Sonnet 111 is one of 154 sonnets written by the English playwright and poet William Shakespeare. It is a member of the Fair Youth sequence, in which the poet expresses his love towards a young man.

==Synopsis==
The youth chides the goddess of fortune for providing for the poet nothing better than the public's / common people's applause. For this success the poet has to make his living in the public sphere, what is a shame. In doing so he is degraded, and almost finds himself sullied like a professional dyer stained with his dyes. He asks the youth to hope the poet will be regenerated after taking cleansing medicine against his infection. No medicine will be too bitter, but the youth's pity will be the most effective cure.

==Structure==
Sonnet 111 is an English or Shakespearean sonnet.

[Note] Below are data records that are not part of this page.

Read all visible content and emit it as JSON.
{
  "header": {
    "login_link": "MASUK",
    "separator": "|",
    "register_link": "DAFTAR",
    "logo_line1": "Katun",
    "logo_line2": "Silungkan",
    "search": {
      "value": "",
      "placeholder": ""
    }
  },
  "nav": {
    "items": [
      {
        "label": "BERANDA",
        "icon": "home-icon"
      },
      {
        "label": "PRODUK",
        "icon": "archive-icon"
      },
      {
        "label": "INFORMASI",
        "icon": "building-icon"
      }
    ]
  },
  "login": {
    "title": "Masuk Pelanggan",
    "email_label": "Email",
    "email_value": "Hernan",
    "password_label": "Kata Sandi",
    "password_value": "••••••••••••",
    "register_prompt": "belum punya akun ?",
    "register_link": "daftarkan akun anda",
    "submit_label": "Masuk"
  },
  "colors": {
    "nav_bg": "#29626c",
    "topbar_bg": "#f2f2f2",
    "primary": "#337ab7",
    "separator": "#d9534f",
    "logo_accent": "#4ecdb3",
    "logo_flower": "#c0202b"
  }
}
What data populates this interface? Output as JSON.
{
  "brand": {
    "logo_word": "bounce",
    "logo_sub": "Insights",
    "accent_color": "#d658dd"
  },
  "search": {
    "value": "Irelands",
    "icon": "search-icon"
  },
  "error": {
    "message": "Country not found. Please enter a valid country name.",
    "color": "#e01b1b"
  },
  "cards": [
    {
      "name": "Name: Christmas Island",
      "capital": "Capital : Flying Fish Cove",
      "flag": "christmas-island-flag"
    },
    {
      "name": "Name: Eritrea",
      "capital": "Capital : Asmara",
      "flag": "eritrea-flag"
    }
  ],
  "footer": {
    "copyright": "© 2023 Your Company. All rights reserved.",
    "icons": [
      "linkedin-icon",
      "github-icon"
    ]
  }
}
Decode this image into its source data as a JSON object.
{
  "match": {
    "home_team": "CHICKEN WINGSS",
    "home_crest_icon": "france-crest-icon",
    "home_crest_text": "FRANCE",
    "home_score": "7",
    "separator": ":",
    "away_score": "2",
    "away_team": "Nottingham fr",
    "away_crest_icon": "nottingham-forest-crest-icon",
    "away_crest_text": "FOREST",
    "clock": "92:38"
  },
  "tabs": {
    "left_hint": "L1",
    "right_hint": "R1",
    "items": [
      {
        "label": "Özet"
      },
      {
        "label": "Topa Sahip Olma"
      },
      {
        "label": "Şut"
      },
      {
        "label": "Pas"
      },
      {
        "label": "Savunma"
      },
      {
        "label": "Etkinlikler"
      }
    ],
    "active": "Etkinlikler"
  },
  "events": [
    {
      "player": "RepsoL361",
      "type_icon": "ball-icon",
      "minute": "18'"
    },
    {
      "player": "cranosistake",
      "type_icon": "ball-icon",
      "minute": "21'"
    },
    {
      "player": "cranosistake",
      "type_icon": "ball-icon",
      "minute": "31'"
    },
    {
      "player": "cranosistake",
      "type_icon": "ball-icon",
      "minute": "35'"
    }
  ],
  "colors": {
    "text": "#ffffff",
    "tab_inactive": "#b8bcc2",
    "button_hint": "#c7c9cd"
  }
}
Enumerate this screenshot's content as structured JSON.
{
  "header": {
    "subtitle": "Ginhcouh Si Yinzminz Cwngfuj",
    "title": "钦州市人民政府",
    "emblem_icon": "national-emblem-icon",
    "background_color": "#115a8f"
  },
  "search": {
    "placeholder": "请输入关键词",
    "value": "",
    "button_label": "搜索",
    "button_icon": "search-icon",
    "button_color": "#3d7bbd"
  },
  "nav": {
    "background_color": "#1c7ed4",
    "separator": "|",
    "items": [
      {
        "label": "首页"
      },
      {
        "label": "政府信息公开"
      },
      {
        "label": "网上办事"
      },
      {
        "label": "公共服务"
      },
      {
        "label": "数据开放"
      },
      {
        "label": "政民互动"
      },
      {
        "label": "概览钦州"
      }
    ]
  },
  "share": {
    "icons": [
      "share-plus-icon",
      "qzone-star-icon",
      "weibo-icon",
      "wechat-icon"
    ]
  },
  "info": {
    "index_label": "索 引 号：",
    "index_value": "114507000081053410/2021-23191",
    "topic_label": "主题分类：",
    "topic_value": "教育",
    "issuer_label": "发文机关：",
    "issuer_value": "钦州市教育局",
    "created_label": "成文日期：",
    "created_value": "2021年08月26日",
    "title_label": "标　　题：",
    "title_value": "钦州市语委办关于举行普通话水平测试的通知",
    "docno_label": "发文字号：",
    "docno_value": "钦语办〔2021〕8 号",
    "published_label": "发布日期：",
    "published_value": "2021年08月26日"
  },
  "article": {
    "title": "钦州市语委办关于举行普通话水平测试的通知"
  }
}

The English sonnet has three quatrains, followed by a final rhyming couplet. It follows the typical rhyme scheme of the form ABAB CDCD EFEF GG and is composed in iambic pentameter, a type of poetic metre based on five pairs of metrically weak/strong syllabic positions. The 4th line exemplifies a regular iambic pentameter:
   × / × / × / × / × /
 Than public means which public manners breeds. (111.4)
Line 10 has two common metrical variations, an initial reversal and a final extrametrical syllable or feminine ending:
  / × × / × / × / × / (×)
 Potions of eisell 'gainst my strong infection; (111.10)
/ = ictus, a metrically strong syllabic position. × = nonictus. (×) = extrametrical syllable.

Lines 12, 13, and 14 also have feminine endings. Lines 8, 13, and 14 also have initial reversals, and they potentially occur in lines 1, 3, and 9.

The meter demands that line 14's "even" function as one syllable.